In 1977, the Texas Legislature created the Sunset Advisory Commission to identify and eliminate waste, duplication, and inefficiency in government agencies. The 12-member Commission is a legislative body that reviews the policies and programs of more than 150 government agencies every 12 years. The Commission questions the need for each agency, looks for potential duplication of other public services or programs, and considers new and innovative changes to improve each agency's operations and activities. Public input is sought through a hearing process on every agency under Sunset review. The Commission then recommends actions on each agency to the full Legislature. In most cases, agencies under Sunset review are automatically abolished unless legislation is enacted to continue them.
The Act creating the LCRA took effect in 1935 and since then, the LCRA has played a variety of roles in Central Texas: providing flood control protection, delivering electricity, managing the water supply and environment of the lower Colorado River basin, developing water and wastewater utilities, providing public recreation areas, and supporting community and economic development.

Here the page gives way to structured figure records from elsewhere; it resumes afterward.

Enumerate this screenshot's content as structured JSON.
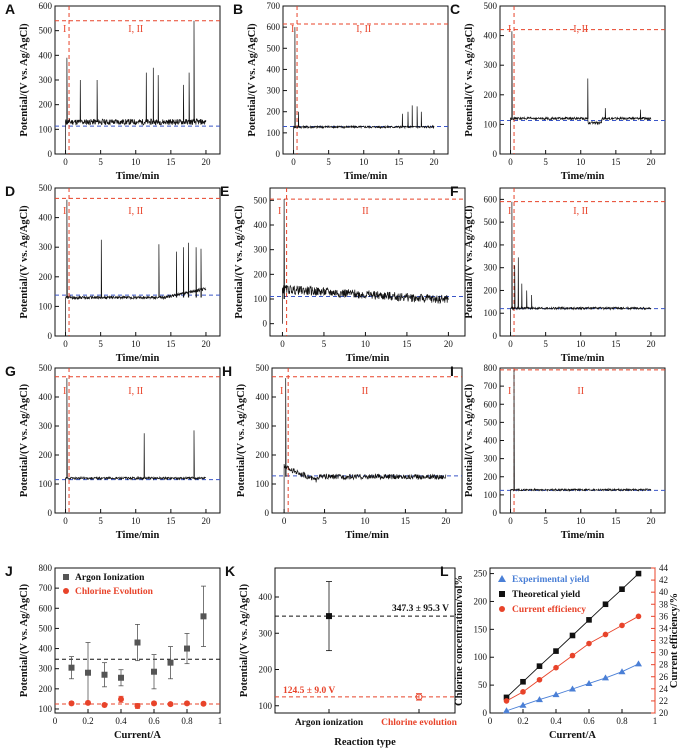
{
  "colors": {
    "red": "#e8432a",
    "blue": "#3a56c8",
    "black": "#111111",
    "gray": "#555555",
    "tri_blue": "#4a7fd6"
  },
  "chart_data": [
    {
      "label": "A",
      "type": "line",
      "xlabel": "Time/min",
      "ylabel": "Potential/(V vs. Ag/AgCl)",
      "xlim": [
        -1.5,
        22
      ],
      "ylim": [
        0,
        600
      ],
      "xticks": [
        0,
        5,
        10,
        15,
        20
      ],
      "yticks": [
        0,
        100,
        200,
        300,
        400,
        500,
        600
      ],
      "red_hline": 540,
      "blue_hline": 113,
      "baseline": 130,
      "noise": 12,
      "spikes": [
        [
          0.2,
          390
        ],
        [
          2.1,
          300
        ],
        [
          4.5,
          300
        ],
        [
          11.5,
          330
        ],
        [
          12.5,
          350
        ],
        [
          13.2,
          320
        ],
        [
          16.8,
          280
        ],
        [
          17.6,
          330
        ],
        [
          18.3,
          540
        ]
      ],
      "regions": [
        "I",
        "I, II"
      ]
    },
    {
      "label": "B",
      "type": "line",
      "xlabel": "Time/min",
      "ylabel": "Potential/(V vs. Ag/AgCl)",
      "xlim": [
        -1.5,
        22
      ],
      "ylim": [
        0,
        700
      ],
      "xticks": [
        0,
        5,
        10,
        15,
        20
      ],
      "yticks": [
        0,
        100,
        200,
        300,
        400,
        500,
        600,
        700
      ],
      "red_hline": 615,
      "blue_hline": 130,
      "baseline": 128,
      "noise": 5,
      "spikes": [
        [
          0.2,
          600
        ],
        [
          0.7,
          200
        ],
        [
          15.5,
          190
        ],
        [
          16.3,
          200
        ],
        [
          16.9,
          230
        ],
        [
          17.6,
          225
        ],
        [
          18.2,
          200
        ]
      ],
      "regions": [
        "I",
        "I, II"
      ]
    },
    {
      "label": "C",
      "type": "line",
      "xlabel": "Time/min",
      "ylabel": "Potential/(V vs. Ag/AgCl)",
      "xlim": [
        -1.5,
        22
      ],
      "ylim": [
        0,
        500
      ],
      "xticks": [
        0,
        5,
        10,
        15,
        20
      ],
      "yticks": [
        0,
        100,
        200,
        300,
        400,
        500
      ],
      "red_hline": 420,
      "blue_hline": 113,
      "baseline": 120,
      "noise": 4,
      "spikes": [
        [
          0.2,
          415
        ],
        [
          11,
          255
        ],
        [
          13.5,
          155
        ],
        [
          18.5,
          150
        ]
      ],
      "regions": [
        "I",
        "I, II"
      ]
    },
    {
      "label": "D",
      "type": "line",
      "xlabel": "Time/min",
      "ylabel": "Potential/(V vs. Ag/AgCl)",
      "xlim": [
        -1.5,
        22
      ],
      "ylim": [
        0,
        500
      ],
      "xticks": [
        0,
        5,
        10,
        15,
        20
      ],
      "yticks": [
        0,
        100,
        200,
        300,
        400,
        500
      ],
      "red_hline": 465,
      "blue_hline": 138,
      "baseline": 130,
      "noise": 5,
      "spikes": [
        [
          0.2,
          460
        ],
        [
          5.1,
          325
        ],
        [
          13.3,
          310
        ],
        [
          15.8,
          285
        ],
        [
          16.8,
          300
        ],
        [
          17.5,
          315
        ],
        [
          18.6,
          300
        ],
        [
          19.3,
          295
        ]
      ],
      "regions": [
        "I",
        "I, II"
      ]
    },
    {
      "label": "E",
      "type": "line",
      "xlabel": "Time/min",
      "ylabel": "Potential/(V vs. Ag/AgCl)",
      "xlim": [
        -1.5,
        22
      ],
      "ylim": [
        -50,
        550
      ],
      "xticks": [
        0,
        5,
        10,
        15,
        20
      ],
      "yticks": [
        0,
        100,
        200,
        300,
        400,
        500
      ],
      "red_hline": 505,
      "blue_hline": 110,
      "baseline": 100,
      "noise": 18,
      "spikes": [
        [
          0.2,
          505
        ]
      ],
      "regions": [
        "I",
        "II"
      ]
    },
    {
      "label": "F",
      "type": "line",
      "xlabel": "Time/min",
      "ylabel": "Potential/(V vs. Ag/AgCl)",
      "xlim": [
        -1.5,
        22
      ],
      "ylim": [
        0,
        650
      ],
      "xticks": [
        0,
        5,
        10,
        15,
        20
      ],
      "yticks": [
        0,
        100,
        200,
        300,
        400,
        500,
        600
      ],
      "red_hline": 590,
      "blue_hline": 120,
      "baseline": 122,
      "noise": 5,
      "spikes": [
        [
          0.2,
          590
        ],
        [
          0.6,
          310
        ],
        [
          1.1,
          345
        ],
        [
          1.6,
          230
        ],
        [
          2.3,
          200
        ],
        [
          3.0,
          180
        ]
      ],
      "regions": [
        "I",
        "I, II"
      ]
    },
    {
      "label": "G",
      "type": "line",
      "xlabel": "Time/min",
      "ylabel": "Potential/(V vs. Ag/AgCl)",
      "xlim": [
        -1.5,
        22
      ],
      "ylim": [
        0,
        500
      ],
      "xticks": [
        0,
        5,
        10,
        15,
        20
      ],
      "yticks": [
        0,
        100,
        200,
        300,
        400,
        500
      ],
      "red_hline": 470,
      "blue_hline": 115,
      "baseline": 120,
      "noise": 4,
      "spikes": [
        [
          0.2,
          465
        ],
        [
          11.2,
          275
        ],
        [
          18.3,
          285
        ]
      ],
      "regions": [
        "I",
        "I, II"
      ]
    },
    {
      "label": "H",
      "type": "line",
      "xlabel": "Time/min",
      "ylabel": "Potential/(V vs. Ag/AgCl)",
      "xlim": [
        -1.5,
        22
      ],
      "ylim": [
        0,
        500
      ],
      "xticks": [
        0,
        5,
        10,
        15,
        20
      ],
      "yticks": [
        0,
        100,
        200,
        300,
        400,
        500
      ],
      "red_hline": 470,
      "blue_hline": 128,
      "baseline": 125,
      "noise": 9,
      "spikes": [
        [
          0.2,
          465
        ]
      ],
      "regions": [
        "I",
        "II"
      ]
    },
    {
      "label": "I",
      "type": "line",
      "xlabel": "Time/min",
      "ylabel": "Potential/(V vs. Ag/AgCl)",
      "xlim": [
        -1.5,
        22
      ],
      "ylim": [
        0,
        800
      ],
      "xticks": [
        0,
        5,
        10,
        15,
        20
      ],
      "yticks": [
        0,
        100,
        200,
        300,
        400,
        500,
        600,
        700,
        800
      ],
      "red_hline": 790,
      "blue_hline": 125,
      "baseline": 128,
      "noise": 5,
      "spikes": [
        [
          0.5,
          790
        ]
      ],
      "regions": [
        "I",
        "II"
      ]
    },
    {
      "label": "J",
      "type": "scatter",
      "xlabel": "Current/A",
      "ylabel": "Potential/(V vs. Ag/AgCl)",
      "xlim": [
        0,
        1.0
      ],
      "ylim": [
        80,
        800
      ],
      "xticks": [
        0.0,
        0.2,
        0.4,
        0.6,
        0.8,
        1.0
      ],
      "yticks": [
        100,
        200,
        300,
        400,
        500,
        600,
        700,
        800
      ],
      "black_hline": 347,
      "red_hline": 125,
      "series": [
        {
          "name": "Argon Ionization",
          "x": [
            0.1,
            0.2,
            0.3,
            0.4,
            0.5,
            0.6,
            0.7,
            0.8,
            0.9
          ],
          "y": [
            305,
            280,
            270,
            255,
            430,
            285,
            330,
            400,
            560
          ],
          "err": [
            55,
            150,
            60,
            40,
            90,
            85,
            80,
            75,
            150
          ]
        },
        {
          "name": "Chlorine Evolution",
          "x": [
            0.1,
            0.2,
            0.3,
            0.4,
            0.5,
            0.6,
            0.7,
            0.8,
            0.9
          ],
          "y": [
            128,
            130,
            120,
            148,
            115,
            128,
            124,
            128,
            126
          ],
          "err": [
            8,
            8,
            5,
            15,
            12,
            8,
            6,
            8,
            6
          ]
        }
      ]
    },
    {
      "label": "K",
      "type": "scatter",
      "xlabel": "Reaction type",
      "ylabel": "Potential/(V vs. Ag/AgCl)",
      "categories": [
        "Argon ionization",
        "Chlorine evolution"
      ],
      "ylim": [
        80,
        480
      ],
      "yticks": [
        100,
        200,
        300,
        400
      ],
      "values": [
        347.3,
        124.5
      ],
      "errors": [
        95.3,
        9.0
      ],
      "annotations": [
        "347.3 ± 95.3 V",
        "124.5 ± 9.0 V"
      ]
    },
    {
      "label": "L",
      "type": "line",
      "xlabel": "Current/A",
      "ylabel": "Chlorine concentration/vol%",
      "y2label": "Current efficiency/%",
      "xlim": [
        0,
        1.0
      ],
      "ylim": [
        0,
        260
      ],
      "y2lim": [
        20,
        44
      ],
      "xticks": [
        0.0,
        0.2,
        0.4,
        0.6,
        0.8,
        1.0
      ],
      "yticks": [
        0,
        50,
        100,
        150,
        200,
        250
      ],
      "y2ticks": [
        20,
        22,
        24,
        26,
        28,
        30,
        32,
        34,
        36,
        38,
        40,
        42,
        44
      ],
      "series": [
        {
          "name": "Experimental yield",
          "axis": "left",
          "x": [
            0.1,
            0.2,
            0.3,
            0.4,
            0.5,
            0.6,
            0.7,
            0.8,
            0.9
          ],
          "y": [
            4,
            14,
            24,
            33,
            43,
            53,
            63,
            74,
            88
          ]
        },
        {
          "name": "Theoretical yield",
          "axis": "left",
          "x": [
            0.1,
            0.2,
            0.3,
            0.4,
            0.5,
            0.6,
            0.7,
            0.8,
            0.9
          ],
          "y": [
            28,
            56,
            84,
            111,
            139,
            167,
            195,
            222,
            250
          ]
        },
        {
          "name": "Current efficiency",
          "axis": "right",
          "x": [
            0.1,
            0.2,
            0.3,
            0.4,
            0.5,
            0.6,
            0.7,
            0.8,
            0.9
          ],
          "y": [
            22.0,
            23.5,
            25.5,
            27.5,
            29.5,
            31.5,
            33.0,
            34.5,
            36.0
          ]
        }
      ]
    }
  ]
}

The Colorado River is the largest river entirely within the state of Texas. In a typical year, almost 600 billion gallons flow through the Colorado's 900-mile course from its source near the Texas Panhandle to its mouth near the Gulf of Mexico. The river's drainage basin spans more than 42,000 square miles - about 16 percent of the total area of Texas. "It only makes sense that the LCRA, as one of the biggest river authorities, with a board appointed by the Governor, be the first to go through this process, " said Senator Hegar. "Citizens in Senate District 18 have often shared concerns about operations and functions and this will be an opportunity to definitively answer many of the questions and concerns."

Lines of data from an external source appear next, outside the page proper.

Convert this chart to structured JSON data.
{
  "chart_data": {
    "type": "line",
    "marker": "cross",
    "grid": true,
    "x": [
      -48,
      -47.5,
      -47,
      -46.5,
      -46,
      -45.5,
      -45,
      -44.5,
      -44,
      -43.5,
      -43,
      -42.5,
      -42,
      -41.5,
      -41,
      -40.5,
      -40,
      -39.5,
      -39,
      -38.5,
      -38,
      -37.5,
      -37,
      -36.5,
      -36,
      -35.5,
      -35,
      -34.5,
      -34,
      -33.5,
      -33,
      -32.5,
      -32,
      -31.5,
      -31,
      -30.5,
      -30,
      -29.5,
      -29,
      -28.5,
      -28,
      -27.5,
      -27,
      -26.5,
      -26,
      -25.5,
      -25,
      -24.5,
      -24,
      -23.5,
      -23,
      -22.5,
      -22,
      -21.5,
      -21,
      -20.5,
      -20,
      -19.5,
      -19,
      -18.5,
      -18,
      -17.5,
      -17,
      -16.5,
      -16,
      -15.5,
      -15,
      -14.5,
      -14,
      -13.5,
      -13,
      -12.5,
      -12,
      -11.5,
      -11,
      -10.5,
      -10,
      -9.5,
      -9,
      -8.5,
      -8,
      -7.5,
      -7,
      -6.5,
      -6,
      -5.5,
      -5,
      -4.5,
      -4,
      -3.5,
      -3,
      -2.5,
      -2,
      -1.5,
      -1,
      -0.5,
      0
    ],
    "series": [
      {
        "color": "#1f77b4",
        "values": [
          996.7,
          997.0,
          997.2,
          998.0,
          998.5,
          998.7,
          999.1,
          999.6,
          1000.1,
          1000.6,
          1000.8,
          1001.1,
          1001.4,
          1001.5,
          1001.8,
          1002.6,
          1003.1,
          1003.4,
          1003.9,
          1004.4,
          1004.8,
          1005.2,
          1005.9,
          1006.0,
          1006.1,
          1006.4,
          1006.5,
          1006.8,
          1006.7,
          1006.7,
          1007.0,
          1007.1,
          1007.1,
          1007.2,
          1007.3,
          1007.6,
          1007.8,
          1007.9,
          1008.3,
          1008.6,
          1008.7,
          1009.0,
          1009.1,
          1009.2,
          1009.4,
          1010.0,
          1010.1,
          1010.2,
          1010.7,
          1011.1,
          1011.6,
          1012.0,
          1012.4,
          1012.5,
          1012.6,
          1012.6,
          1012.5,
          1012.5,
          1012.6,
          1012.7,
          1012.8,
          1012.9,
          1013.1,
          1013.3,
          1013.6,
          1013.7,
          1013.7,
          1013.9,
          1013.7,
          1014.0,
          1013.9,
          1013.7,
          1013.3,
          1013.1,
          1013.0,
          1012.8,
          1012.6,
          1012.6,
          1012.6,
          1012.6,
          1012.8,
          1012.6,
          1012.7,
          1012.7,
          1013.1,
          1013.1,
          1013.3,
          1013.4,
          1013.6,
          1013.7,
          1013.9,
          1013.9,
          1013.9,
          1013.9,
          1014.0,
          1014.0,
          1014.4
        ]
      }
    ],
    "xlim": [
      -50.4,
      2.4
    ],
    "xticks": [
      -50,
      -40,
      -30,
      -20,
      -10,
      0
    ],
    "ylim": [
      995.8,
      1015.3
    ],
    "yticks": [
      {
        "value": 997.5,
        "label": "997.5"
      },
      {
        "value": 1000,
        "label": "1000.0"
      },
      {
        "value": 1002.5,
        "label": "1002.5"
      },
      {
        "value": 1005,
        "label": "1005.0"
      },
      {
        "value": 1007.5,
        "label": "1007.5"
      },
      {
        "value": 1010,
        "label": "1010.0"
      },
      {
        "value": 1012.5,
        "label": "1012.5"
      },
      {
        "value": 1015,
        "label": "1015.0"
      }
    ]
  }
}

The state water plan anticipates that the Colorado River Basin, from Central Texas down to the Gulf Coast, will grow from a little more than 1 million people to nearly 2.5 million by 2050. "As the area continues to grow, it is important that the citizens of the region have confidence that the LCRA is acting in an efficient and effective manner," Senator Hegar stated. "This process can be beneficial in improving the delivery of the authority's many functions."
"There is always room for improvement in operations and activities and I believe that this is a unique opportunity for the Legislature to look closely at the LCRA and if warranted, make fundamental changes to their mission or operations," Senator Hegar concluded.